Online Recipe Book


Pizza Dough 5

Source
Baking Illustrated, c2004, by America's Test Kitchen, p153-155
Yield
3 medium pizza crusts (12" diameter)
Prep info
20 min prep + 10 min knead
Prep time
Not set
Cook time
30 minutes
Time required
30 minutes
Oven preheat
N/A
Type
Bread
Status
Tried
Tags

Ingredients

  • 1/2 c warm water (110F/45C) (120mL)
  • 2.25 t instant yeast
  • olive oil (for oiling the bowl)
  • 625 g Flour (Strong Bread) (4 cups, plus more for dusting work surface and hands)
  • 1/2 T Salt (Table)
  • 2 T extra virgin olive oil
  • 1.25 c water (at room temperature, 300mL)

Method

1. Sprinkle the yeast into the warm water (stir to combine) and let stand until the yeast dissolves and swells, about 5 minutes.

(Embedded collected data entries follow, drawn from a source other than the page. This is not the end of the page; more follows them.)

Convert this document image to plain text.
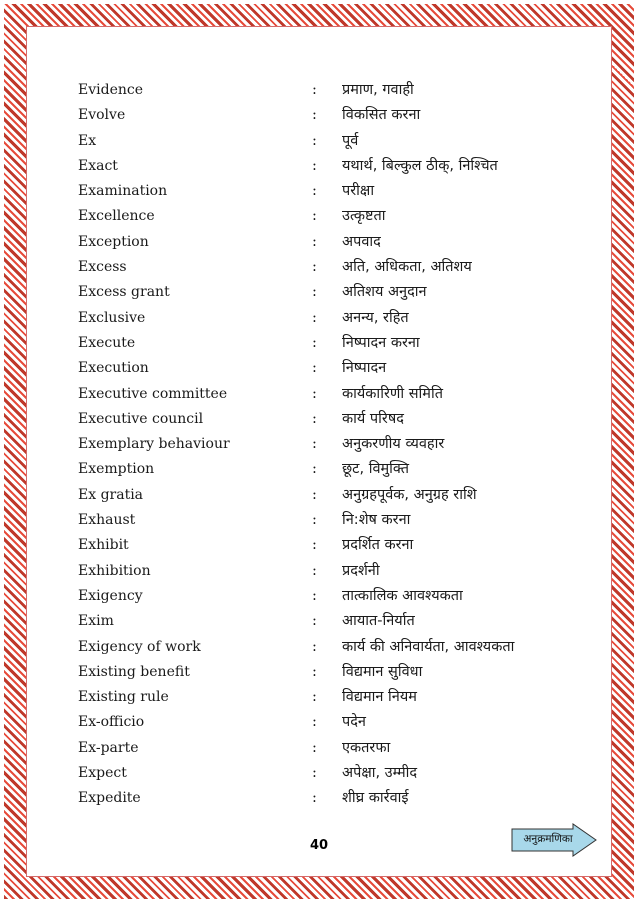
Evidence	: प्रमाण, गवाही
Evolve	: विकसित करना
Ex	: पूर्व
Exact	: यथार्थ, बिल्कुल ठीक्, निश्चित
Examination	: परीक्षा
Excellence	: उत्कृष्टता
Exception	: अपवाद
Excess	: अति, अधिकता, अतिशय
Excess grant	: अतिशय अनुदान
Exclusive	: अनन्य, रहित
Execute	: निष्पादन करना
Execution	: निष्पादन
Executive committee	: कार्यकारिणी समिति
Executive council	: कार्य परिषद
Exemplary behaviour	: अनुकरणीय व्यवहार
Exemption	: छूट, विमुक्ति
Ex gratia	: अनुग्रहपूर्वक, अनुग्रह राशि
Exhaust	: नि:शेष करना
Exhibit	: प्रदर्शित करना
Exhibition	: प्रदर्शनी
Exigency	: तात्कालिक आवश्यकता
Exim	: आयात-निर्यात
Exigency of work	: कार्य की अनिवार्यता, आवश्यकता
Existing benefit	: विद्यमान सुविधा
Existing rule	: विद्यमान नियम
Ex-officio	: पदेन
Ex-parte	: एकतरफा
Expect	: अपेक्षा, उम्मीद
Expedite	: शीघ्र कार्रवाई
40	अनुक्रमणिका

2. While waiting for the yeast, oil the bowl or container you'll let your dough rise in, and set aside.  Measure out the remaining ingredients.

3. Place the flour and salt in a large food processor, pulsing to combine.  Continue pulsing while pouring the yeast mixture, then the oil, then most of the water (holding back a few tablespoons) through the feed tube.  If the dough does not readily form into a ball, add the remaining liquid and continue to pulse until a ball forms.  Process until the dough is smooth and elastic, about 30 seconds longer.

4. The dough will be a bit tacky, so use a rubber spatula to turn it out onto a lightly floured work surface.  Knead by hand for a few strokes to form a smooth, round ball.  Put the dough into the deep oiled bowl and cover with plastic wrap.  Let rise until doubled in size, 1.5 to 2 hours.  Press the dough to deflate it, then shape, top, and cook according to your recipe.

Variations

Pizza Dough Kneaded by Hand

1. Sprinkle the yeast into the warm water (stir to combine) and let stand until the yeast dissolves and swells, about 5 minutes.

2. While waiting for the yeast, oil the bowl or container you'll let your dough rise in, and set aside.  Measure out the remaining ingredients.

3. Combine the salt and half the flour in a deep bowl.  Add the liquid ingredients and use a wooden spoon to combine.  Add the remaining flour, stirring until a cohesive mass forms.  Turn the dough onto a lightly floured work surface and knead until smooth and elastic, 7 to 8 minutes, using as little dusting flour as possible while kneading.  Form the dough into a ball, put it in a deep oiled bowl, cover with plastic wrap.  Let rise until doubled in size, 1.5 to 2 hours.  Press the dough to deflate it, then shape, top, and cook according to your recipe.

Pizza Dough Kneaded in a Standing Mixer

1. Sprinkle the yeast into the warm water (stir to combine) and let stand until the yeast dissolves and swells, about 5 minutes.

2. While waiting for the yeast, oil the bowl or container you'll let your dough rise in, and set aside.  Measure out the remaining ingredients.

3. Place the flour and salt in the bowl of a standing mixer fitted with the paddle.  Briefly combine the dry ingredients at low speed.  Slowly add the liquid ingredients and continue to mix at low speed until a cohesive mass forms.  Stop the mixer and replace the paddle with the dough hook.  Knead until the dough is smooth and elastic, about 5 minutes.  Form the dough into a ball, put it in the deep oiled bowl, cover with plastic wrap.   Let rise until doubled in size, 1.5 to 2 hours.  Press the dough to deflate it, then shape, top, and cook according to your recipe.

Pizza Dough with Garlic and Herbs

This dough is especially good when you want a pizza with a minimum of toppings but big flavor.  The dough also makes excellent Grissini (Italian breadsticks) on page 174.

Heat 2 tablespoons extra-virgin olive oil in a small skillet.  Add 4 medium minced garlic cloves and 1 teaspoon minced fresh thyme, oregano, or rosemary leaves.  Saute until the garlic is golden, 2-3 minutes.  Cool the mixture and use in place of the oil in the recipe for Pizza Dough.

Whole-wheat Pizza Dough

Whole-wheat flour gives the dough a hearty flavor but slows down the rising process a bit.

Follow the recipe for Pizza Dough, replacing 2 cups (half) of the bread flour with an equal volume of whole-wheat flour.  The dough may require an extra 30 minutes to double in size while rising.

Notes

SJ Note 13 Feb 2012: This was very tasty dough!  It rose quite a lot, too, so beware of that.